(October 4, 2022 at 11:05 pm)Belacqua Wrote:(October 4, 2022 at 10:40 pm)Neo-Scholastic Wrote: Yeah, while Aquinas may have believed in a temporal beginning he knew that an essential first cause did not exclude an infinite past of pagan belief.
I suppose I should specify, yet again, that when I say "Kalam said" or "Thomas said," what I am arguing is that those people said those things. I am not arguing that what they said is true.
Before we can argue whether their statements were true, we first have to know what they really said. And that has proven to be a very difficult thing on this forum.
Quote:But I have ask Bella if you have ever questioned the premise that only things in act have causal power. I sometimes wonder if there is potency in the abyss.
I very much don't know. I hold all those premises in a state of suspended belief, because I know that they turn out to be surprisingly difficult, and people who know far more about them than I do have good faith disagreements. I enjoy learning about them -- and I try not to misstate them, as others do.

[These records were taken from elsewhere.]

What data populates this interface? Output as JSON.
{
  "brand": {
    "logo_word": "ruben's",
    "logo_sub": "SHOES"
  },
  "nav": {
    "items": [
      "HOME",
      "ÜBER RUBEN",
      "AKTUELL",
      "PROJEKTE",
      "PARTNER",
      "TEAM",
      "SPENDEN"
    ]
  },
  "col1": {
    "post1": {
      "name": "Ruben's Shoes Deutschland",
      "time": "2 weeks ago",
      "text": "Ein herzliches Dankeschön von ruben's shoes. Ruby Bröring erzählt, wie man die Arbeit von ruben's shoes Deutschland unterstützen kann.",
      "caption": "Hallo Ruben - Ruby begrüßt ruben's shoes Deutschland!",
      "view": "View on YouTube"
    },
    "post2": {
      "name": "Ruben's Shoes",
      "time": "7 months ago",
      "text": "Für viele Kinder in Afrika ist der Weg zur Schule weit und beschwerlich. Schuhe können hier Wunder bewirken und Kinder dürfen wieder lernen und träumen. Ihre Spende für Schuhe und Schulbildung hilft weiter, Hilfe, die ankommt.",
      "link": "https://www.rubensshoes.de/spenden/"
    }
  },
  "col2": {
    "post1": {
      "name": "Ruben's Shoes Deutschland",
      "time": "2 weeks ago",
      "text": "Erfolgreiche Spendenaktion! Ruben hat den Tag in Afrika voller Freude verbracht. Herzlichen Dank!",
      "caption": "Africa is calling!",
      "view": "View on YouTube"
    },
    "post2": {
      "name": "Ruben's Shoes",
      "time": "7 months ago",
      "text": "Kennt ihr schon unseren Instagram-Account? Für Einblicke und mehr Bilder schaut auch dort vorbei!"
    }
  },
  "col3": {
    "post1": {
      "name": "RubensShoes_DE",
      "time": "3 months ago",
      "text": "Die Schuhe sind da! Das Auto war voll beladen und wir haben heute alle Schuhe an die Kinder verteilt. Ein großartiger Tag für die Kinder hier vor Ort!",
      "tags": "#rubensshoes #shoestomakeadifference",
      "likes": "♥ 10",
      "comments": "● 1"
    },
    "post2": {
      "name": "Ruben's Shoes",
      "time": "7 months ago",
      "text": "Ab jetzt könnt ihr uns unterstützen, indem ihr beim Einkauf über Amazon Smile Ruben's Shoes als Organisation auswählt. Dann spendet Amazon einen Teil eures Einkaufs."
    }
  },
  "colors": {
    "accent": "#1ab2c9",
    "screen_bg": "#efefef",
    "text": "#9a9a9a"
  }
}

As for the abyss, and its potential... This of course brings us to Jacob Boehme, whose concept of the Ungrund is usually translated as "Abyss." Have you read him much? He is a fascinating and challenging thinker -- a mystic -- but without him there would be no German Idealism. He certainly thought that the original presence of this Abyss is necessary for the existence of God, so there is some kind of causal power there.

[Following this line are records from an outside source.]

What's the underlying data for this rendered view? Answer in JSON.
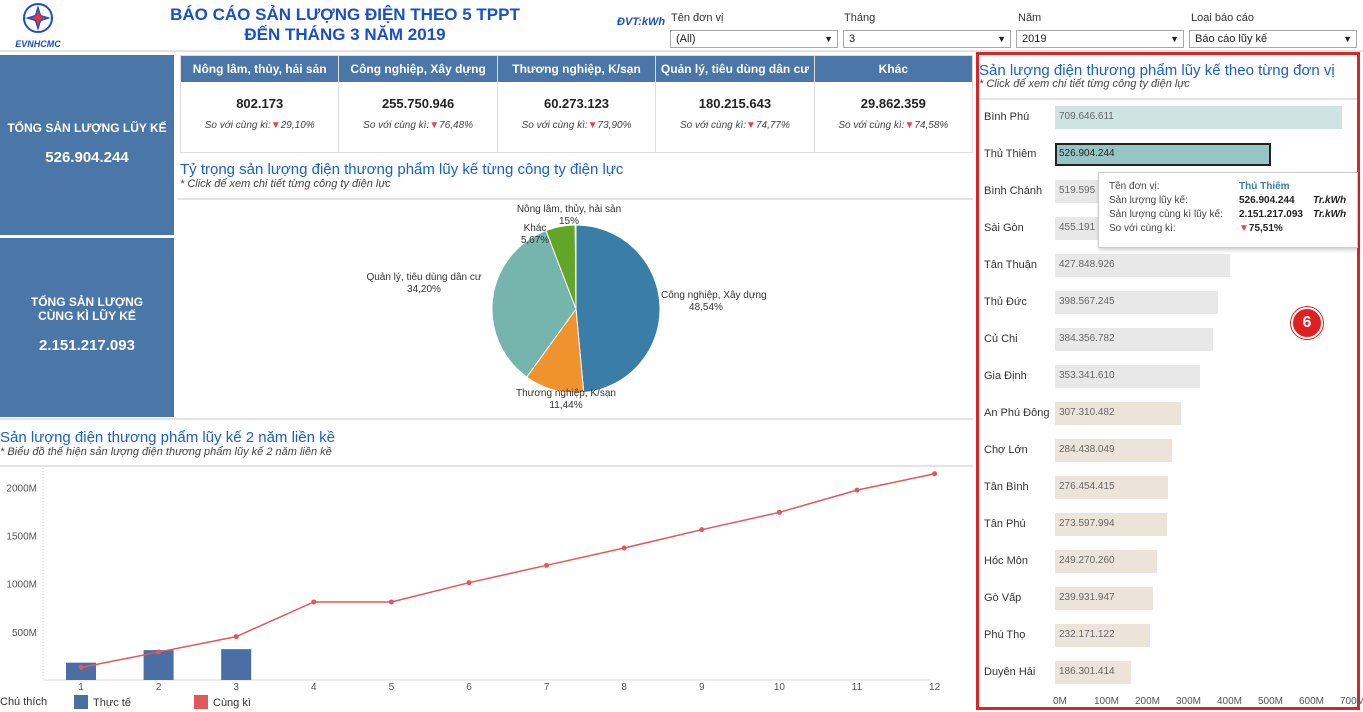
{
  "header": {
    "logo_text": "EVNHCMC",
    "title_line1": "BÁO CÁO SẢN LƯỢNG ĐIỆN THEO 5 TPPT",
    "title_line2": "ĐẾN THÁNG 3 NĂM 2019",
    "unit": "ĐVT:kWh"
  },
  "filters": [
    {
      "label": "Tên đơn vị",
      "value": "(All)"
    },
    {
      "label": "Tháng",
      "value": "3"
    },
    {
      "label": "Năm",
      "value": "2019"
    },
    {
      "label": "Loại báo cáo",
      "value": "Báo cáo lũy kế"
    }
  ],
  "summary": {
    "total_label": "TỔNG SẢN LƯỢNG LŨY KẾ",
    "total_value": "526.904.244",
    "prev_label": "TỔNG SẢN LƯỢNG CÙNG KÌ LŨY KẾ",
    "prev_value": "2.151.217.093"
  },
  "categories": [
    {
      "name": "Nông lâm, thủy, hải sản",
      "value": "802.173",
      "cmp_label": "So với cùng kì:",
      "cmp": "29,10%"
    },
    {
      "name": "Công nghiệp, Xây dựng",
      "value": "255.750.946",
      "cmp_label": "So với cùng kì:",
      "cmp": "76,48%"
    },
    {
      "name": "Thương nghiệp, K/sạn",
      "value": "60.273.123",
      "cmp_label": "So với cùng kì:",
      "cmp": "73,90%"
    },
    {
      "name": "Quản lý, tiêu dùng dân cư",
      "value": "180.215.643",
      "cmp_label": "So với cùng kì:",
      "cmp": "74,77%"
    },
    {
      "name": "Khác",
      "value": "29.862.359",
      "cmp_label": "So với cùng kì:",
      "cmp": "74,58%"
    }
  ],
  "pie_section": {
    "title": "Tỷ trọng sản lượng điện thương phẩm lũy kế từng công ty điện lực",
    "subtitle": "* Click để xem chi tiết từng công ty điện lực"
  },
  "line_section": {
    "title": "Sản lượng điện thương phẩm lũy kế 2 năm liền kề",
    "subtitle": "* Biểu đồ thể hiện sản lượng điện thương phẩm lũy kế 2 năm liền kề",
    "legend_title": "Chú thích",
    "legend_actual": "Thực tế",
    "legend_prev": "Cùng kì"
  },
  "bar_section": {
    "title": "Sản lượng điện thương phẩm lũy kế theo từng đơn vị",
    "subtitle": "* Click để xem chi tiết từng công ty điện lực",
    "badge": "6"
  },
  "tooltip": {
    "unit_label": "Tên đơn vị:",
    "unit_value": "Thủ Thiêm",
    "cur_label": "Sản lượng lũy kế:",
    "cur_value": "526.904.244",
    "cur_unit": "Tr.kWh",
    "prev_label": "Sản lượng cùng kì lũy kế:",
    "prev_value": "2.151.217.093",
    "prev_unit": "Tr.kWh",
    "cmp_label": "So với cùng kì:",
    "cmp_value": "75,51%"
  },
  "colors": {
    "header_blue": "#4a77a8",
    "pie_cn": "#3a7da6",
    "pie_tn": "#f0922e",
    "pie_ql": "#76b4ae",
    "pie_khac": "#62a527",
    "pie_nl": "#d7b43a",
    "bar_actual": "#4a6fa5",
    "line_prev": "#e05858",
    "bar_teal": "#cfe3e3",
    "bar_teal_dark": "#97c5c4",
    "bar_beige": "#ede4d9",
    "bar_grey": "#e8e8e8",
    "highlight_red": "#d62728"
  },
  "chart_data": [
    {
      "type": "pie",
      "labels": [
        "Công nghiệp, Xây dựng",
        "Thương nghiệp, K/sạn",
        "Quản lý, tiêu dùng dân cư",
        "Khác",
        "Nông lâm, thủy, hải sản"
      ],
      "values": [
        48.54,
        11.44,
        34.2,
        5.67,
        0.15
      ],
      "value_labels": [
        "48,54%",
        "11,44%",
        "34,20%",
        "5,67%",
        "15%"
      ]
    },
    {
      "type": "bar",
      "x": [
        1,
        2,
        3,
        4,
        5,
        6,
        7,
        8,
        9,
        10,
        11,
        12
      ],
      "series": [
        {
          "name": "Thực tế",
          "type": "bar",
          "values": [
            180,
            310,
            320,
            null,
            null,
            null,
            null,
            null,
            null,
            null,
            null,
            null
          ]
        },
        {
          "name": "Cùng kì",
          "type": "line",
          "values": [
            130,
            290,
            450,
            810,
            810,
            1010,
            1190,
            1370,
            1560,
            1740,
            1970,
            2140
          ]
        }
      ],
      "yticks": [
        "500M",
        "1000M",
        "1500M",
        "2000M"
      ],
      "ylim": [
        0,
        2200
      ]
    },
    {
      "type": "bar",
      "orientation": "horizontal",
      "categories": [
        "Bình Phú",
        "Thủ Thiêm",
        "Bình Chánh",
        "Sài Gòn",
        "Tân Thuận",
        "Thủ Đức",
        "Củ Chi",
        "Gia Định",
        "An Phú Đông",
        "Chợ Lớn",
        "Tân Bình",
        "Tân Phú",
        "Hóc Môn",
        "Gò Vấp",
        "Phú Thọ",
        "Duyên Hải"
      ],
      "values": [
        709646611,
        526904244,
        519595000,
        455191000,
        427848926,
        398567245,
        384356782,
        353341610,
        307310482,
        284438049,
        276454415,
        273597994,
        249270260,
        239931947,
        232171122,
        186301414
      ],
      "value_labels": [
        "709.646.611",
        "526.904.244",
        "519.595",
        "455.191",
        "427.848.926",
        "398.567.245",
        "384.356.782",
        "353.341.610",
        "307.310.482",
        "284.438.049",
        "276.454.415",
        "273.597.994",
        "249.270.260",
        "239.931.947",
        "232.171.122",
        "186.301.414"
      ],
      "xticks": [
        "0M",
        "100M",
        "200M",
        "300M",
        "400M",
        "500M",
        "600M",
        "700M"
      ],
      "xlim": [
        0,
        700
      ]
    }
  ]
}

But I am a beginner on this subject, and still working on all of it. (Currently reading a book on Schelling, who has clearly stolen a great deal from Boehme.)
I only know about Boehme from his engravings. I was always more intereseted in Swedenborg. So I will have to check out JBs texts if you could perhaps recommend a starting point.
Anyway, for quite some time I've been having a very intense Nietzschean experience of feeling like the bottomless pit of nihilistic absurdity is staring back at me in the place where eternal light shines into neverending darkness.